The Faction Of Cooking Oil Is Not Paid, Aprindo Will Do These 5 Things
The polemic regarding government debt to retail entrepreneurs related to payments for the difference in cooking oil prices, aka the one-price program in 2022, has not yet been paid until now.
It is known that the debt that must be paid by the government to Aprindo reached Rp. 344 billion.
The retail company that participated in the Rafaction program in 2022 consisted of 31 companies that owned around 45,000 stores.
With the problem not yet resolved, the Indonesian Retail Entrepreneurs Association (Aprindo) also admitted that it was angry because it had not yet received certainty about the payment of the price difference from the government or in this case the Ministry of Trade (Kemendag).
Chairman of Aprindo Roy Nicholas Mandey revealed that retail entrepreneurs agreed to cut bills, reduce the purchase of cooking oil, stop buying cooking oil from producers until the last step would sue through the State Administrative Court (PTUN).
"So, after our meeting (meeting) with 31 members last week, we want to convey what the follow-up will be like.
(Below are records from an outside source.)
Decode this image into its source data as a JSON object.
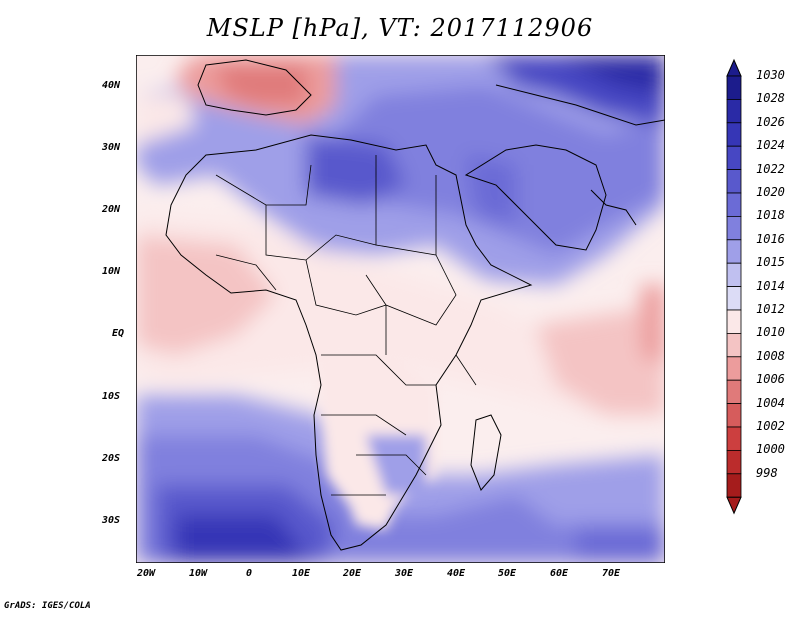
{
  "title": "MSLP [hPa], VT: 2017112906",
  "credit": "GrADS: IGES/COLA",
  "map": {
    "description_units": "hPa",
    "lat_labels": [
      "40N",
      "30N",
      "20N",
      "10N",
      "EQ",
      "10S",
      "20S",
      "30S"
    ],
    "lon_labels": [
      "20W",
      "10W",
      "0",
      "10E",
      "20E",
      "30E",
      "40E",
      "50E",
      "60E",
      "70E"
    ],
    "colors": {
      "red_998": "#a51c1c",
      "red_1008": "#e07a7a",
      "pink_1012": "#f4c4c4",
      "white_1014": "#fdf4f4",
      "blue_1016": "#c7c9f3",
      "blue_1020": "#7e7fdb",
      "blue_1026": "#2f2fae",
      "land_border": "#000000"
    }
  },
  "colorbar": {
    "levels": [
      "1030",
      "1028",
      "1026",
      "1024",
      "1022",
      "1020",
      "1018",
      "1016",
      "1015",
      "1014",
      "1012",
      "1010",
      "1008",
      "1006",
      "1004",
      "1002",
      "1000",
      "998"
    ],
    "colors": [
      "#1c1c8c",
      "#2a2aa6",
      "#3636b6",
      "#4747c3",
      "#5959cc",
      "#6b6bd6",
      "#8080de",
      "#9f9fe8",
      "#c0c0f0",
      "#dcdcf6",
      "#fbe8e8",
      "#f4c4c4",
      "#ec9c9c",
      "#e07a7a",
      "#d65c5c",
      "#cc3f3f",
      "#bb2c2c",
      "#a51c1c"
    ]
  }
}
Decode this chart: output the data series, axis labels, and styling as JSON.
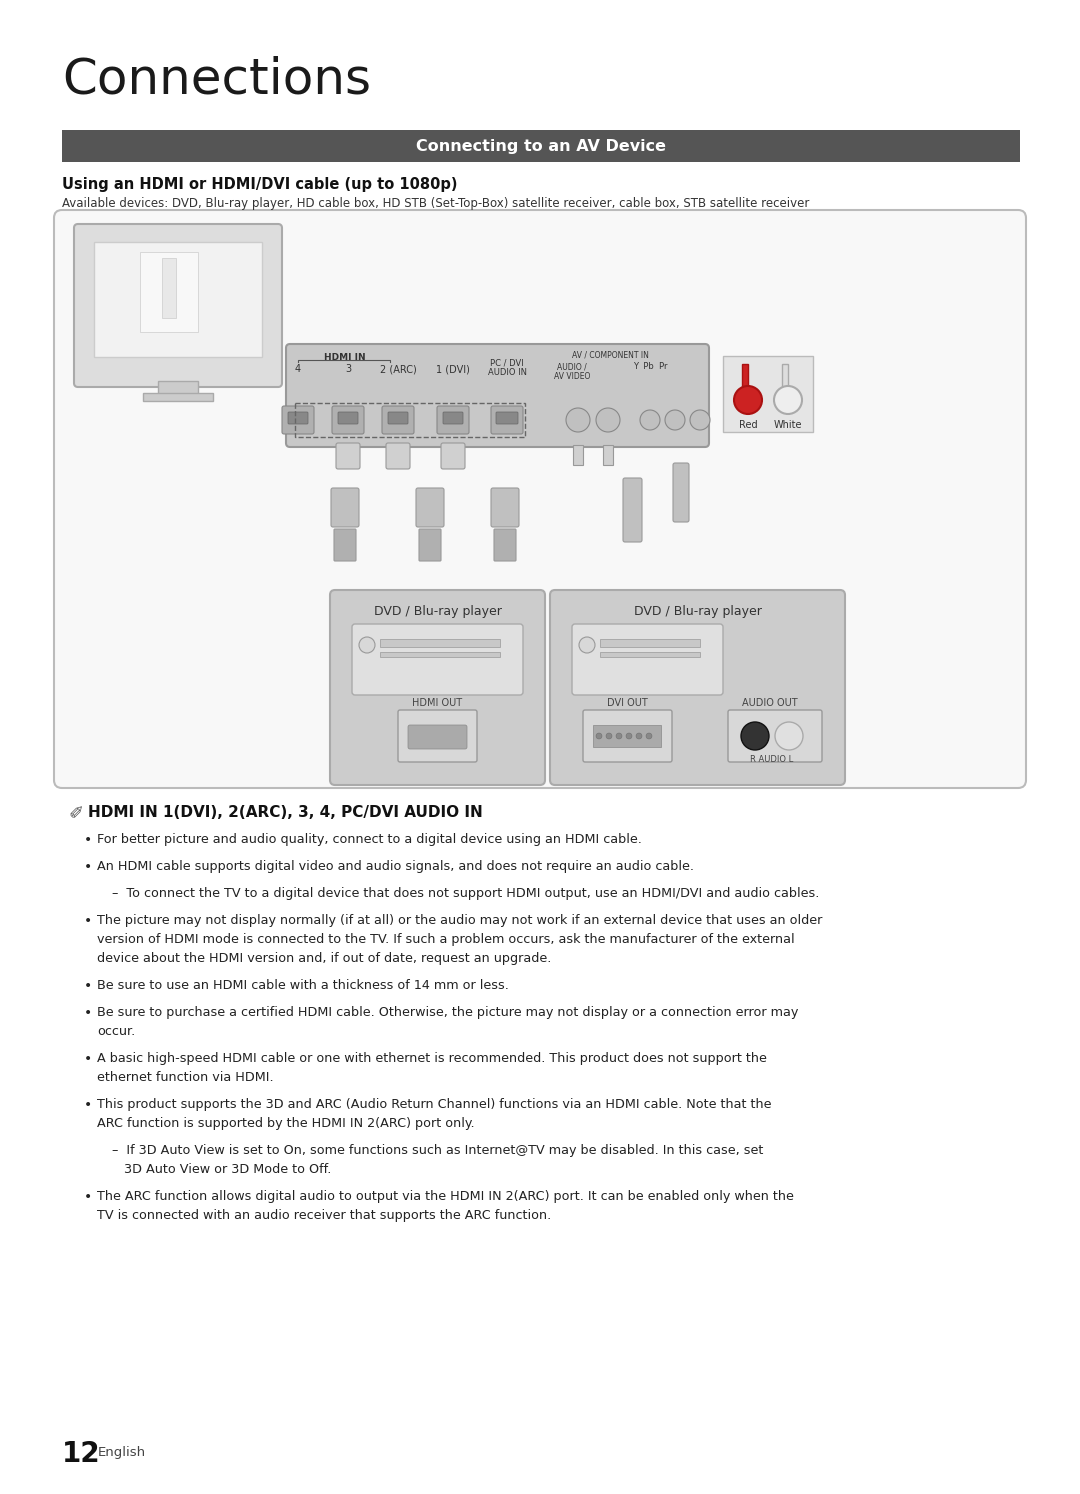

There will be a cut in the target for distributors, there will be a cut in bills," Roy said at a press conference in Jakarta, Friday, August 18.
"Then, reduce the purchase of cooking oil if the completion of the raid has not been completed from the retail company. This is the company's (will), yes, not Aprindo," he added.
However, Roy admitted that he did not know when the retail company would cut bills to stop buying cooking oil from producers.
Even so, he said, his party could no longer stem the unrest of entrepreneurs and these steps depended on the decisions of their respective companies.
"What I want to say is that at this time Aprindo for points 2, 3, 4, cannot stem it. We cannot detain members. In fact, the retailer stopped buying cooking oil. Not Aprindo," he said.
If all the points are properly done, it can greatly affect cooking oil stocks in retail.
Roy said, if retail cuts bills from distributors, the reason is in exchange for price differences that have not been paid by the Ministry of Trade.
This is done because the flow of payment of the Rafaction is through producers.
"For example, cutting bills, definitely not agreeing from the producer. Of course, there is an aspect of the problem, maybe the producer stops, 'pay this bill first, right, not the faction' he stops supply. Well, if you stop supply, is there no cooking oil in the store? We don't know," he said.
"If the producer says this, right, the bill has entered the agreement, it must be paid, but the retailer 'but we have a fee to pay you, you bail out first how do we cut the bill as between you'. So we don't know," explained Roy.
In Roy's presentation, there will be five steps that will be taken by Aprindo and retail entrepreneurs, if the Rfaction debt is not paid in the near future.
First, Aprindo will follow up through the Kemenkopolhukam office to the Ministry of Trade.
Second, cutting bills to distributors/suppliers of cooking oil (Migor) by retailers to migrant distributors.
Third, reduce the purchase of Migor if the completion of the ratification has not been completed from the retailer to the Migor distributor. Fourth, the termination of the purchase of oil and land fires by the retailer company to the Migor distributor when there is absolutely no certainty.
Finally or the fifth attempt is a lawsuit to the Administrative Court through the power of the retailer company to Aprindo.
"So, at this time Aprindo wants to state that we are no longer stemming or restraining treatment for companies that will have an impact on stock of goods, any situation, Aprindo can no longer stop," he concluded.
اقرأ أيضا:
For your information, the cost of the cafaction is cutting (reducing) the price of goods submitted because the quality is lower than for example or because they have been damaged in their shipments.
This can also happen if there is government intervention to lower prices below the purchase price.
Based on Aprindo data as of January 31, 2022, the bill for the fraction of cooking oil is more than Rp. 300 billion from national and local network retailers throughout Indonesia.